There are at least 12,000 described species of nematodes in the world (probably closer to 15,000 described). Some nematologists estimate that there may be as many as 1 million species total. This fact comes from up to 12 new species discovered from a single cubic meter of Midwestern farm soil. This suggests that most people haven’t looked for new nematodes.

There may be a billion nematodes in an acre of soil.

10,000,000 in a square meter of soil

527,000 in an acre of beach sand

90,000 in a single apple.

They tend to be generalized-that is, considering how many species there are, they tend to look very similar to each other-there is not a large amount of morphological divergence.

Their evolutionary success, seems to come from their generalized body form and small size-sort of the same reasons that roaches and rats are successful. They are usually very small. The Ascaris that you dissect in lab is a giant among nematodes.

They are found in every conceivable habitat-marine, terrestrial, freshwater, ice, soil, and, of course, your colon. -not only are they found within every conceivable ecosystem, but they are found in every conceivable parasitic microhabitat of the human body-as well as many other animals. -you can find them in your hair, eyebrows, eyes, nose, throat, ears, skin (in and on), stomach, small intestines, large intestines, rectum, kidneys, lymph nodes, lungs, heart-you get the idea.

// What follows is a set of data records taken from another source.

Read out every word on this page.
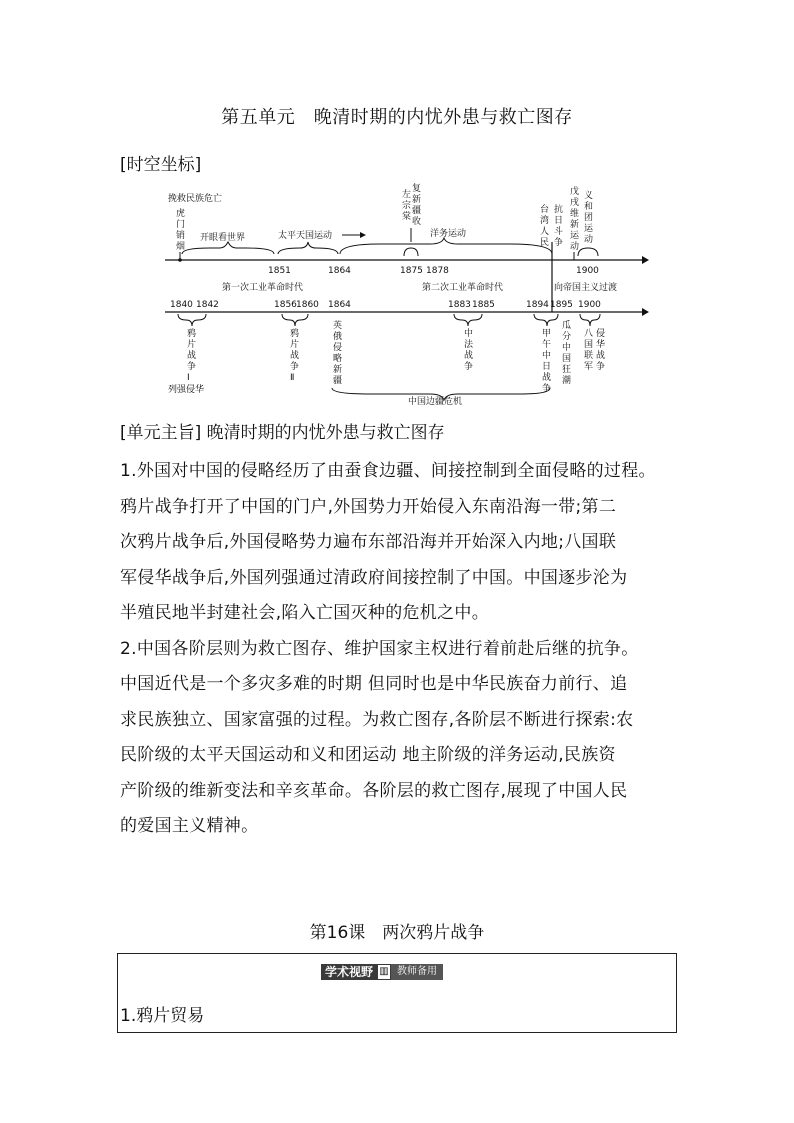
第五单元　晚清时期的内忧外患与救亡图存
[时空坐标]
挽救民族危亡
虎
门
销
烟
开眼看世界	太平天国运动
1851	1864
复
新
疆
左
宗
棠 收
1875 1878
洋务运动
台
湾
人
民
抗
日
斗
争
戊
戌
维
新
运
动
义
和
团
运
动
1900
第一次工业革命时代	第二次工业革命时代	向帝国主义过渡
1840 1842	1856 1860 1864	1883 1885	1894 1895 1900
鸦
片
战
争
Ⅰ
鸦
片
战
争
Ⅱ
英
俄
侵
略
新
疆
中
法
战
争
甲
午
中
日
战
争
瓜
分
中
国
狂
潮
八
国
联
军
侵
华
战
争
列强侵华
中国边疆危机
[单元主旨] 晚清时期的内忧外患与救亡图存
1.外国对中国的侵略经历了由蚕食边疆、间接控制到全面侵略的过程。
鸦片战争打开了中国的门户,外国势力开始侵入东南沿海一带;第二
次鸦片战争后,外国侵略势力遍布东部沿海并开始深入内地;八国联
军侵华战争后,外国列强通过清政府间接控制了中国。中国逐步沦为
半殖民地半封建社会,陷入亡国灭种的危机之中。
2.中国各阶层则为救亡图存、维护国家主权进行着前赴后继的抗争。
中国近代是一个多灾多难的时期 但同时也是中华民族奋力前行、追
求民族独立、国家富强的过程。为救亡图存,各阶层不断进行探索:农
民阶级的太平天国运动和义和团运动 地主阶级的洋务运动,民族资
产阶级的维新变法和辛亥革命。各阶层的救亡图存,展现了中国人民
的爱国主义精神。
第16课　两次鸦片战争
学术视野 ▥ 教师备用
1.鸦片贸易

Nematodes are important ecologically.

They are decomposers primarily and often are fungal predators--although at least one species of fungus preys on them.

They are of considerable economic importance.

Root-feeding nematodes in grasslands of the Great Plains consume almost twice the biomass of all the cattle feeding in the same area.

The environments and modes of life of nematodes are too diverse to cover here. I would like to point out that there are many common plant parasitic forms that can cause billions of dollars worth of crop damage in the U.S. alone. -But they are also used as pest control agents since many are specific parasites of certain crop pests like boll weevils.